We read with interest the letter from Drs Zhou and Sun who raise important points regarding the economic burden of screening trials of spinal cord stimulation (SCS) and how to improve presentation of results.1 We appreciate the opportunity to respond and further discuss our study.2
We agree on the importance of health economic evaluations of new interventions or newly proposed treatment strategies or approaches. We are very aware of the potential health economic implications of screening trials of SCS. These implications have not been neglected as we have provided a comprehensive assessment of the potential healthcare costs and benefits associated with the use or not of a screening trial prior to implantation of the SCS device. Our health economic work in this area includes a theoretical exercise,3 a within-trial cost-utility analysis of the TRIAL-STIM randomised controlled trial,4 and a budget impact analysis.5 The conclusions were that screening trials of SCS do not represent value for money. In addition, the patient’s perspective has also been considered and showed support for a one-stage procedure without a screening trial.6 The rationale for patient preferences for one-stage procedure is that it would save their time, result in only one recovery period and save healthcare resources.6
As detailed in the recent TRIAL-STIM report, a cost-utility analysis was not conducted at 36-months as the length of recall required between assessments (i.e., 30-months) would limit interpretation of the results.2 We discuss the potential health economic implications in detail in the Supplementary Material 2 and provide herein a summary of the points made. The main point being that in the long-term there were similar rates of adverse events and explants in both groups and there were no statistically or clinically important differences in utility values or pain intensity. Therefore, resource use and associated cost for the follow-up period would be similar in both groups. Given that the main cost differences observed at 6-months were associated with the cost of a screening trial or management of infections which occur at early stages of SCS, we maintain the initial conclusion that screening trials of SCS do not represent value for money.

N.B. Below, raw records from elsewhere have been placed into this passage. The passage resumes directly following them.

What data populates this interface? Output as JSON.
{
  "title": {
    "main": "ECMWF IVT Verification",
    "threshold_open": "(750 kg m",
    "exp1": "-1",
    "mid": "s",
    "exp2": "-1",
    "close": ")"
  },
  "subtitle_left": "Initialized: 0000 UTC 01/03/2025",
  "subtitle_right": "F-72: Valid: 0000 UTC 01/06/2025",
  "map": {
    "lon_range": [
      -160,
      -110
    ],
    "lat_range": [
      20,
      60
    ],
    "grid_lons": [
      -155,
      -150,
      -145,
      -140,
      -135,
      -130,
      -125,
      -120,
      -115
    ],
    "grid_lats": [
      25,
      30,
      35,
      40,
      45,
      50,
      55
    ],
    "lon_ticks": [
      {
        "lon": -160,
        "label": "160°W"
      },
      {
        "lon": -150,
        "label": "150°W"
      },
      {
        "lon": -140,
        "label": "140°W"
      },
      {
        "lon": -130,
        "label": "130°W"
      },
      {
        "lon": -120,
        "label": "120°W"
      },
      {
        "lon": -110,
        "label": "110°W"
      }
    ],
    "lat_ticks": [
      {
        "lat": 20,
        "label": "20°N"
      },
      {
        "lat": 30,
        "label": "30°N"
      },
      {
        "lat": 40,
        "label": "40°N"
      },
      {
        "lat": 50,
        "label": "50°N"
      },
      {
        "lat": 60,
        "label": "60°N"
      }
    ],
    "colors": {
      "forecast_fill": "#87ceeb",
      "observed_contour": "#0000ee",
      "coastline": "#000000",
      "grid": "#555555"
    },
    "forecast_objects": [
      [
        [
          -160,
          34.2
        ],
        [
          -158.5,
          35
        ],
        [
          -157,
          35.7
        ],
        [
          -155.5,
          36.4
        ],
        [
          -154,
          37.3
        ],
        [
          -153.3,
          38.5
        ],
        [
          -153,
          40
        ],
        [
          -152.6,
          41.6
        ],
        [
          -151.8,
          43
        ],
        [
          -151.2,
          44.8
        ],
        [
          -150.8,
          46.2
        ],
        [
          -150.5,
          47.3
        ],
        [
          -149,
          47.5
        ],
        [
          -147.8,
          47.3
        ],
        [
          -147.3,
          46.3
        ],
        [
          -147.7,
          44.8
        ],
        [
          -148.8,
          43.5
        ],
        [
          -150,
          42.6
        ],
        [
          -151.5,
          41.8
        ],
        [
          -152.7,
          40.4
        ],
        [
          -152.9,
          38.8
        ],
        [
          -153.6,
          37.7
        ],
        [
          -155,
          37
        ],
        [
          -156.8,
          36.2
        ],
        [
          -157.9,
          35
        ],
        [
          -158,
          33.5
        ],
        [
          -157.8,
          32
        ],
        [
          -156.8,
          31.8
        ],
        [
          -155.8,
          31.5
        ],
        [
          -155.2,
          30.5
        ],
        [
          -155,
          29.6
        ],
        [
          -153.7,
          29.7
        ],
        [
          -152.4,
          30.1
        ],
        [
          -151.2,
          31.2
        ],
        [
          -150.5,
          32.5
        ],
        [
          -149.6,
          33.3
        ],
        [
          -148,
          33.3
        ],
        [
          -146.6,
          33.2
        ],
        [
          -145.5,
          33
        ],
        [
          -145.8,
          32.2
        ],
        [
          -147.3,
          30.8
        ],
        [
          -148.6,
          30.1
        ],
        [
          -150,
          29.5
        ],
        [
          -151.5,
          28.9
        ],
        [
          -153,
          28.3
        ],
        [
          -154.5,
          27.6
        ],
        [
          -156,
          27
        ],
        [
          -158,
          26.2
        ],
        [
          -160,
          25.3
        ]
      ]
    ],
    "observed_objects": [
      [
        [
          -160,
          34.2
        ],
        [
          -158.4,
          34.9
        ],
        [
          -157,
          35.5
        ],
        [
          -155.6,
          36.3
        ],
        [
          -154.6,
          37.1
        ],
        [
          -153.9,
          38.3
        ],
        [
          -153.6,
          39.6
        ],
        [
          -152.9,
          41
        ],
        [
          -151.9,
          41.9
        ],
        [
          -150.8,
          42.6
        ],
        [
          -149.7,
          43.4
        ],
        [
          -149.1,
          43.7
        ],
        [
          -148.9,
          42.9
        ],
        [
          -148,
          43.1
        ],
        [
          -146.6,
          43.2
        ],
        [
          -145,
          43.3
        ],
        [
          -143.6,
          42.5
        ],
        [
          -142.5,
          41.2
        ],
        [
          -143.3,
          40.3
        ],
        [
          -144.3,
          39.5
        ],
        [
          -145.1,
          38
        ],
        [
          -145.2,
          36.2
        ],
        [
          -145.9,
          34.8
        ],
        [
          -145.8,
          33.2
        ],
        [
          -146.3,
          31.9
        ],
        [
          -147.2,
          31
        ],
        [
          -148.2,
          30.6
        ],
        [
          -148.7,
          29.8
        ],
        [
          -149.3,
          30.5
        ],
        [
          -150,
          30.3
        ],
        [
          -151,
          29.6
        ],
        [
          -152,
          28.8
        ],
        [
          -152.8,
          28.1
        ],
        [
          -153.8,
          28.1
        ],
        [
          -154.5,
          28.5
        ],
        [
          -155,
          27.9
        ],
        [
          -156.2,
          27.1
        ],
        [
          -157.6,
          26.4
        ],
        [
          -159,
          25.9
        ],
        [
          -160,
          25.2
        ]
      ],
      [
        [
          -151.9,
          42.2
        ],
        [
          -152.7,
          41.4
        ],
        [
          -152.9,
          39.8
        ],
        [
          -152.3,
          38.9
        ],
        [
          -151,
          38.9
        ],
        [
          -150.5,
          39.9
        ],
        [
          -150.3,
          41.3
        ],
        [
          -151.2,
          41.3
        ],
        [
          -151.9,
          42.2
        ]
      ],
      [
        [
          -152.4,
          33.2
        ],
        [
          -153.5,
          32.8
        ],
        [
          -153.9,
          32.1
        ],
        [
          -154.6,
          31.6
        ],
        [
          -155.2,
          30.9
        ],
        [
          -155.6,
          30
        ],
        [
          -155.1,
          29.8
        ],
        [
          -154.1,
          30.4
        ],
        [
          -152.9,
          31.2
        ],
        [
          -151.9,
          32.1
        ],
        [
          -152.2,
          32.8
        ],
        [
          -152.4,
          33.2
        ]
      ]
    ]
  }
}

Zhou and Sun suggest that a plot of the pain intensity score of each patient throughout the duration of treatment “would provide clinicians with the best individual treatment options and assessment of treatment efficacy, when faced with a choice between multiple solutions for the treatment of chronic neuropathic pain”.1 We consider it would be challenging to derive any meaningful interpretation from a plot of n=66 due to overlap of the multiple curves and the long time frame between follow-up assessments. Therefore, we do not believe this would be of value to inform individual treatment options. Our findings are that on average, there is no difference in prognosis with the SCS screening test compared with no screening test. Clinical assessment of the best treatment option for each patient will be based on a number of individual factors and should always be made on a case-by-case basis.
In conclusion, the health economic implications of screening trials of SCS have been considered and thoroughly investigated by the authors. As we state in our paper, we do not propose that screening trials should be eradicated. Instead, an informed decision should be based on professional judgment and patient preferences, considering the advantages and disadvantages of screening trials.2
Funding
The TRIAL-STIM study was funded by the National Institute for Health Research (NIHR) Research for Patient Benefit (RfPB) programme (project number: PB-PG-0815-20028). This follow-up assessment was funded by the NIHR Policy Research Programme (PRP) (project number: NIHR201444). The funding source had no role in the study design, data collection, data analysis, interpretation of data, writing of the manuscript, approval or decision to submit the manuscript for publication. The views expressed in this publication are those of the authors and do not necessarily reflect those of the PRP programme, NIHR, NHS, or the Department of Health and Social Care.
Footnotes
Disclosures: Sam Eldabe has received consultancy fees from Medtronic Ltd, Mainstay Medical, Boston Scientific Corp, and Abbott outside the submitted work. He has received department research funding from the National Institute of Health Research, Medtronic Ltd and Nevro Corp. Sarah Nevitt reports consultancy fees from Saluda Medical outside the submitted work. Ashish Gulve has received honoraria for consulting as well as advisory board meetings for Nevro Corp, Boston Scientific Corp and Abbott outside the submitted work. Simon Thomson has received consultancy fees from Boston Scientific Corp and Mainstay Medical outside the submitted work. He has received department research funding from the National Institute of Health Research, Boston Scientific Corp, Saluda Medical and Mainstay Medical. Ganesan Baranidharan reports consulting fees from Medtronic, Boston Scientific, and Saluda Medical outside the submitted work, and has a consulting agreement and is on the advisory board for Nevro Corp, Nalu Medical Inc, Abbott, and Boston Scientific. Rod S. Taylor has received consultancy fees from Medtronic Ltd, Nevro Corp and Saluda Medical outside the submitted work. Rui V. Duarte has received consultancy fees from Mainstay Medical, Medtronic Ltd and Saluda Medical outside the submitted work; he is an employee of Saluda Medical. The other authors have no personal, financial, or institutional interest in any of the drugs, materials, or devices described in this article.